Mit knapp 300.000 Zuschauenden sowie 1,2 Prozent Marktanteil in der Zielgruppe verbuchte Sat.1 Gold vor wenigen Wochen mit dem "großen Live-Tiervermittlungsabend" durchaus gute Quoten. Doch das Format scheint vor allem als Event zu funktionieren - mit den regulären Folgen von "Haustier sucht Herz" verzeichnet der Spartsender aktuell nur überschaubare Zahlen.
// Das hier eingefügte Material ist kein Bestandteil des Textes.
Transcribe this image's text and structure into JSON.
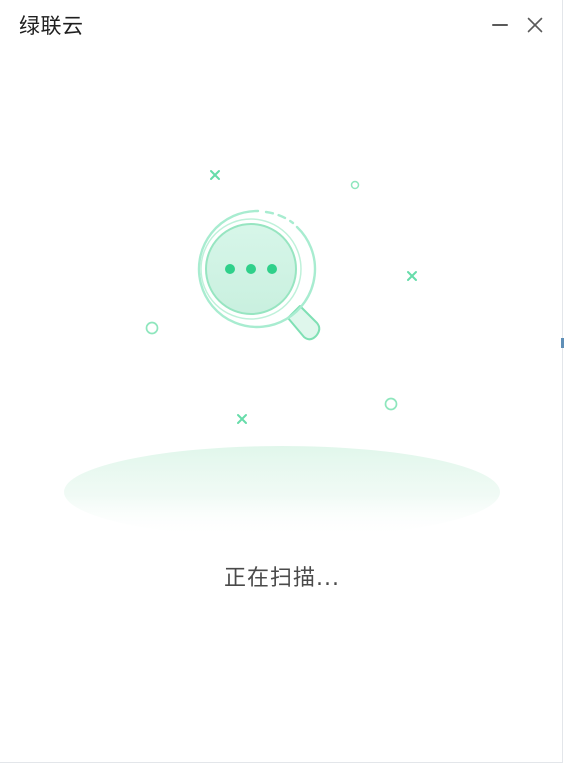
{
  "window": {
    "title": "绿联云"
  },
  "controls": {
    "minimize_icon": "minimize-icon",
    "close_icon": "close-icon"
  },
  "scan": {
    "status": "正在扫描..."
  },
  "colors": {
    "accent": "#2fd08a",
    "accent_light": "#dff7ec",
    "accent_line": "#8ee6bd",
    "text": "#4a4a4a"
  }
}
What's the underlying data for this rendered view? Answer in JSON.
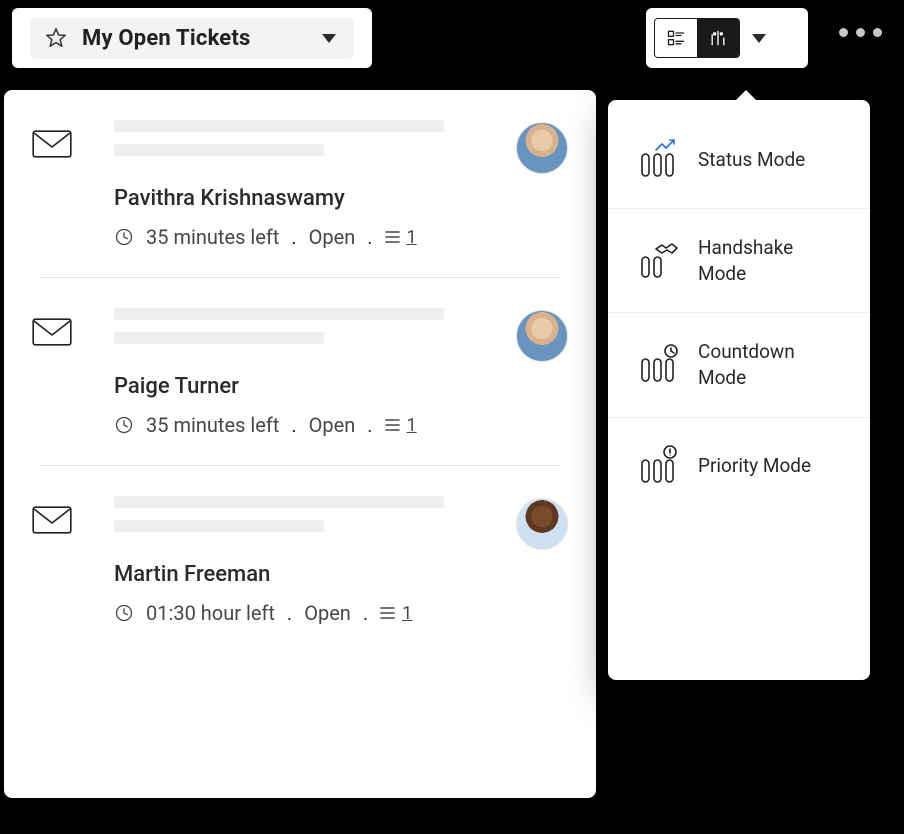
{
  "header": {
    "view_title": "My Open Tickets"
  },
  "tickets": [
    {
      "contact_name": "Pavithra Krishnaswamy",
      "sla_text": "35 minutes left",
      "status": "Open",
      "thread_count": "1",
      "avatar_variant": "a"
    },
    {
      "contact_name": "Paige Turner",
      "sla_text": "35 minutes left",
      "status": "Open",
      "thread_count": "1",
      "avatar_variant": "a"
    },
    {
      "contact_name": "Martin Freeman",
      "sla_text": "01:30 hour left",
      "status": "Open",
      "thread_count": "1",
      "avatar_variant": "b"
    }
  ],
  "mode_menu": {
    "items": [
      {
        "label": "Status Mode",
        "icon": "status"
      },
      {
        "label": "Handshake Mode",
        "icon": "handshake"
      },
      {
        "label": "Countdown Mode",
        "icon": "countdown"
      },
      {
        "label": "Priority Mode",
        "icon": "priority"
      }
    ]
  }
}
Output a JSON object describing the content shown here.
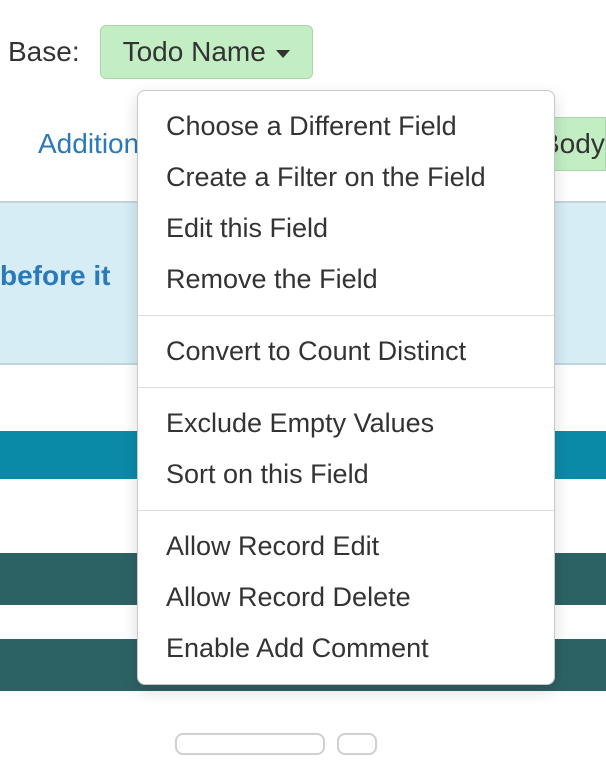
{
  "base": {
    "label": "Base:",
    "field_button": "Todo Name"
  },
  "additional_link": "Addition",
  "body_chip": "Body",
  "before_it_text": "before it",
  "menu": {
    "groups": [
      {
        "items": [
          {
            "label": "Choose a Different Field"
          },
          {
            "label": "Create a Filter on the Field"
          },
          {
            "label": "Edit this Field"
          },
          {
            "label": "Remove the Field"
          }
        ]
      },
      {
        "items": [
          {
            "label": "Convert to Count Distinct"
          }
        ]
      },
      {
        "items": [
          {
            "label": "Exclude Empty Values"
          },
          {
            "label": "Sort on this Field"
          }
        ]
      },
      {
        "items": [
          {
            "label": "Allow Record Edit"
          },
          {
            "label": "Allow Record Delete"
          },
          {
            "label": "Enable Add Comment"
          }
        ]
      }
    ]
  }
}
So auch in dieser Woche: Auf gerade mal 0,3 Prozent belief sich der Marktanteil des Formats bei den 14- bis 49-Jährigen, auch insgesamt bewegte sich "Haustier sucht Herz" mit 210.000 Zuschauerinnen und Zuschauern sowie 0,8 Prozent Marktanteil auf mäßigem Niveau.
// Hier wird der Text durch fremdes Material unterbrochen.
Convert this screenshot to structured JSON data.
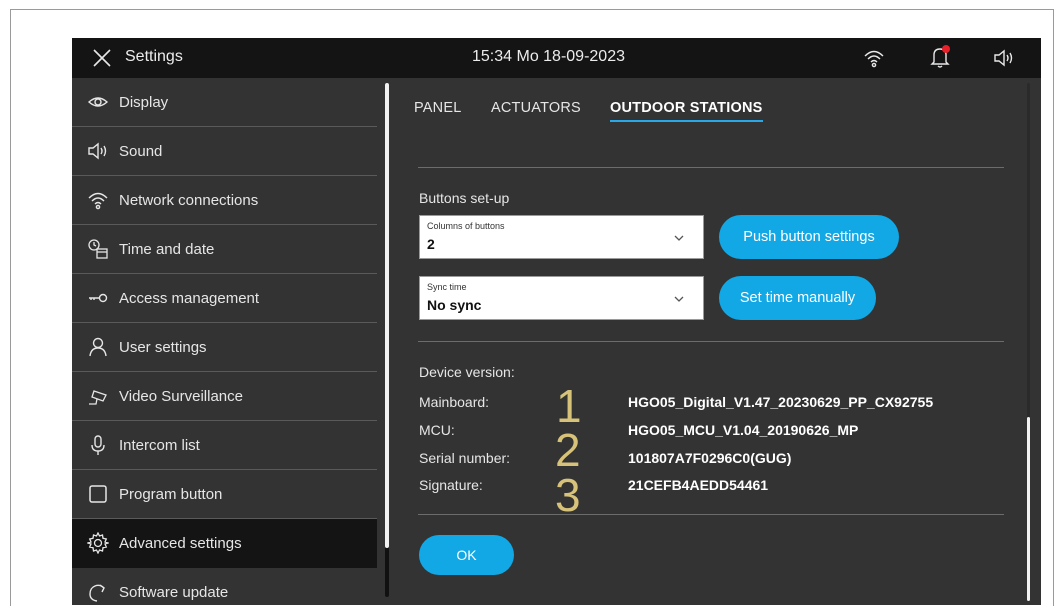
{
  "header": {
    "title": "Settings",
    "clock": "15:34  Mo 18-09-2023",
    "colors": {
      "bar": "#141414",
      "notification_dot": "#e8202a"
    }
  },
  "sidebar": {
    "items": [
      {
        "label": "Display",
        "icon": "eye-icon"
      },
      {
        "label": "Sound",
        "icon": "speaker-icon"
      },
      {
        "label": "Network connections",
        "icon": "wifi-icon"
      },
      {
        "label": "Time and date",
        "icon": "clock-calendar-icon"
      },
      {
        "label": "Access  management",
        "icon": "key-icon"
      },
      {
        "label": "User settings",
        "icon": "user-icon"
      },
      {
        "label": "Video Surveillance",
        "icon": "camera-icon"
      },
      {
        "label": "Intercom list",
        "icon": "microphone-icon"
      },
      {
        "label": "Program button",
        "icon": "square-icon"
      },
      {
        "label": "Advanced settings",
        "icon": "gear-icon",
        "active": true
      },
      {
        "label": "Software update",
        "icon": "refresh-icon"
      }
    ]
  },
  "tabs": [
    {
      "label": "PANEL"
    },
    {
      "label": "ACTUATORS"
    },
    {
      "label": "OUTDOOR STATIONS",
      "active": true
    }
  ],
  "buttons_setup": {
    "label": "Buttons set-up",
    "columns_select": {
      "label": "Columns of buttons",
      "value": "2"
    },
    "push_button": "Push button settings",
    "sync_select": {
      "label": "Sync time",
      "value": "No sync"
    },
    "set_time_button": "Set time manually"
  },
  "device_version": {
    "label": "Device version:",
    "rows": [
      {
        "label": "Mainboard:",
        "value": "HGO05_Digital_V1.47_20230629_PP_CX92755"
      },
      {
        "label": "MCU:",
        "value": "HGO05_MCU_V1.04_20190626_MP"
      },
      {
        "label": "Serial number:",
        "value": "101807A7F0296C0(GUG)"
      },
      {
        "label": "Signature:",
        "value": "21CEFB4AEDD54461"
      }
    ],
    "annotations": [
      "1",
      "2",
      "3"
    ]
  },
  "ok_button": "OK",
  "accent_color": "#12a8e6"
}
Die anschließende Doku-Reihe "Zoo und so - Tierisch wild!" konnte zunächst ebenfalls nicht viel reißen und fiel auf 0,2 Prozent Marktanteil in der Zielgruppe zurück, konnte sich danach jedoch mit zwei weiteren Folgen zunächst auf 1,2 und dann auf 1,8 Prozent steigern. Nach 22 Uhr waren immerhin 290.000 Menschen dabei. Und auch nach Mitternacht lief es für die Tier-Formate in Sat.1 gut: Hier zog der Marktanteil auf bis zu 3,0 Prozent bei den 14- bis 49-Jährigen an. Der Tagesmarktanteil lag letztlich aber nur bei 1,2 Prozent, sodass Sat.1 Gold 0,2 Prozentpunkte hinter RTLplus landete.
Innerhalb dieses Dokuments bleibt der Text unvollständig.